Dunia pendidikan Indonesia akan mengalami kemajuan yang pesat apabila kami sebagai manusia intelektual menyadari cita-cita bangsa yang sesungguhnya dan kembali belajar dari masa lalu. Berdasarkan sejarah, kaum muda intelektual Indonesia adalah kaum yang ditakuti oleh penjajah karena tulisannya yang memiliki analisis yang tajam. Kami yang mewarisi hal itu haruslah memaksimalkannya untuk mencerdaskan bangsa dalam kesempatan kemerdekaan yang telah diberikan oleh genarasi sebelum kami. Salah satu tokoh muda yang berasal dari generasi sebelum kami, yaitu tan malaka pernah mengatakan bahwa bila kaum muda yang telah belajar di sekolah dan menganggap dirinya terlalu pintar untuk melebur dengan masyarakat yang bekerja dengan cangkul dan hanya memiliki cita-cita yang sederhana, maka lebih baik pendidikan itu tidak diberikan sama sekali.

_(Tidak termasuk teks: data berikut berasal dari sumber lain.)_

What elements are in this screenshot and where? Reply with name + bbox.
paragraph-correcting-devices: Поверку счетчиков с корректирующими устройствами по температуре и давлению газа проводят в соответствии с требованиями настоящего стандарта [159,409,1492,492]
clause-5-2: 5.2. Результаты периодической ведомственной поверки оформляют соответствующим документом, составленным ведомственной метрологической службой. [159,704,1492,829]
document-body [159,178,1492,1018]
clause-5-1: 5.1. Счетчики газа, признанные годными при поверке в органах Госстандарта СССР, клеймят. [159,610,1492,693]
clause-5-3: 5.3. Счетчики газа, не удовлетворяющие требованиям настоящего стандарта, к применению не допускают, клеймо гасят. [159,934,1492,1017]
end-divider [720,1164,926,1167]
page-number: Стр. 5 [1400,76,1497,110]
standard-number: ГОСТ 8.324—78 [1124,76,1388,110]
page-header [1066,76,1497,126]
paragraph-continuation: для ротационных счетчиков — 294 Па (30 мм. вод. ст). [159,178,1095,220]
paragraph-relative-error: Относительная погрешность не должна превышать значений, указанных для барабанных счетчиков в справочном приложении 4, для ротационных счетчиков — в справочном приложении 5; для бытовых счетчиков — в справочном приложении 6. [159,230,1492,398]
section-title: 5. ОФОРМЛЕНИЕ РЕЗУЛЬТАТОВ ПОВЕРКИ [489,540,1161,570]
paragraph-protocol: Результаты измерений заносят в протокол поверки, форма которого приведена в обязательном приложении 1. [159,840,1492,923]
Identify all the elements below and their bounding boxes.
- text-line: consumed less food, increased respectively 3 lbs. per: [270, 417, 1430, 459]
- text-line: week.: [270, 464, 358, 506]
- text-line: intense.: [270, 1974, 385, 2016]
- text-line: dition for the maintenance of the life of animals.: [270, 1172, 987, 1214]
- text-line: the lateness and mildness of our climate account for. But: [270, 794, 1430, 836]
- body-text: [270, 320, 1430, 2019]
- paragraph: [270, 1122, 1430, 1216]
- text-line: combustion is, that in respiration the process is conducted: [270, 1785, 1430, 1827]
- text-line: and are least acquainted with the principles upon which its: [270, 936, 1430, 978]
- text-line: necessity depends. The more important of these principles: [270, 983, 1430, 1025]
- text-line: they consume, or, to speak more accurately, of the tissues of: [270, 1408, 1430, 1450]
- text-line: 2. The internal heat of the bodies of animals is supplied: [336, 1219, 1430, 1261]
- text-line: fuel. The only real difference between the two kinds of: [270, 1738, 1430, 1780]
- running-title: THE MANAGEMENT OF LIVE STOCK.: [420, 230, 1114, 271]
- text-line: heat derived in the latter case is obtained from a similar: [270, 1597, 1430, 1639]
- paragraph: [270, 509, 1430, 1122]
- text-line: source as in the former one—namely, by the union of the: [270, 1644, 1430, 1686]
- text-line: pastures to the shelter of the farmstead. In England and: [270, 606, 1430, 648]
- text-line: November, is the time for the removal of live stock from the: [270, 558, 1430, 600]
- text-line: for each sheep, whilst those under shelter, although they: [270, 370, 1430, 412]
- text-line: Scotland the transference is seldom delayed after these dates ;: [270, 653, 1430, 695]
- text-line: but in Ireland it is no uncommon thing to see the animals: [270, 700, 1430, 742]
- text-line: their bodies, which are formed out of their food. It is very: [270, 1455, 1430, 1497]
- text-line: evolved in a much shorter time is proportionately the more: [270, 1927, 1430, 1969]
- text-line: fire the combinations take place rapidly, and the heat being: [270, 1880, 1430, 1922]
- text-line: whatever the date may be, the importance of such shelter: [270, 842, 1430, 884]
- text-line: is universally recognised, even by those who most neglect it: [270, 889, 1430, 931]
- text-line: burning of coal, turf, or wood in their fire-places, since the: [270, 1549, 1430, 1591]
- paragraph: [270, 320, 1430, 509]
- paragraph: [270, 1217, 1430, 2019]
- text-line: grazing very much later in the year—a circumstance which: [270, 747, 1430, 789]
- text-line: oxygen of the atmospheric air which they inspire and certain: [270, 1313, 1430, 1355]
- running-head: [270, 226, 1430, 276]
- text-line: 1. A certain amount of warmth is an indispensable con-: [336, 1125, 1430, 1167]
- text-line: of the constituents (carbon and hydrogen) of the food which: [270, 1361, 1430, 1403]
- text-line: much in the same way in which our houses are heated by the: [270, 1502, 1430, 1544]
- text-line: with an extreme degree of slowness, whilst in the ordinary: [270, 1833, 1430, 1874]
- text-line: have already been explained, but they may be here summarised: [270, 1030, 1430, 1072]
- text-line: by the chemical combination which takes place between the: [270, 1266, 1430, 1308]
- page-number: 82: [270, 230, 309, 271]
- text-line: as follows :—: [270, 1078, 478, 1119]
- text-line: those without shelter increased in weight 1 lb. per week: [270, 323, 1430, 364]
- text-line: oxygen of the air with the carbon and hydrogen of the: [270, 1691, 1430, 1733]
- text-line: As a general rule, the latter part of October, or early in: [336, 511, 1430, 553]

Pernyataan tersebut merupakan sebuah peringatan bagi kaum intelektual muda Indonesia untuk terus mencerdaskan masyarakat yang tidak memiliki kemampuan dalam mengakses pendidikan. Penulis membayangkan apabila budaya membaca dan berdebat melalui tulisan dihidupkan kembali sebagaimana ketika Mohammad Hatta dan Sukarno berdebat melalui tulisan. Maka, ketika itu juga banyak masyarakat miskin yang mampu mengakses pemikiran kaum intelektual tanpa perlu menghabiskan dana pendidikan yang mahal. Sekolah-sekolah murah muncul dimana-mana melalui koran dan situs-situs yang bersifat informatif, bukan provokatif.
Sekolah gratis tersebut dapat diakses oleh siapapun dan dimanapun. Sekolah gratis yang terdapat di koran dan situs dunia maya haruslah diisi oleh kaum-kaum intelektual. Intelektual inilah yang tidak hanya mencerdaskan bangsanya melalui penelitian, akan tetapi mencerdaskan bangsanya melalui cinta kasih yang tulus seperti halnya pejuang-pejuang muda yang telah gugur. Marilah kami untuk terus bercermin melalui sejarah bangsa dan terus berkarya demi kemajuan pendidikan.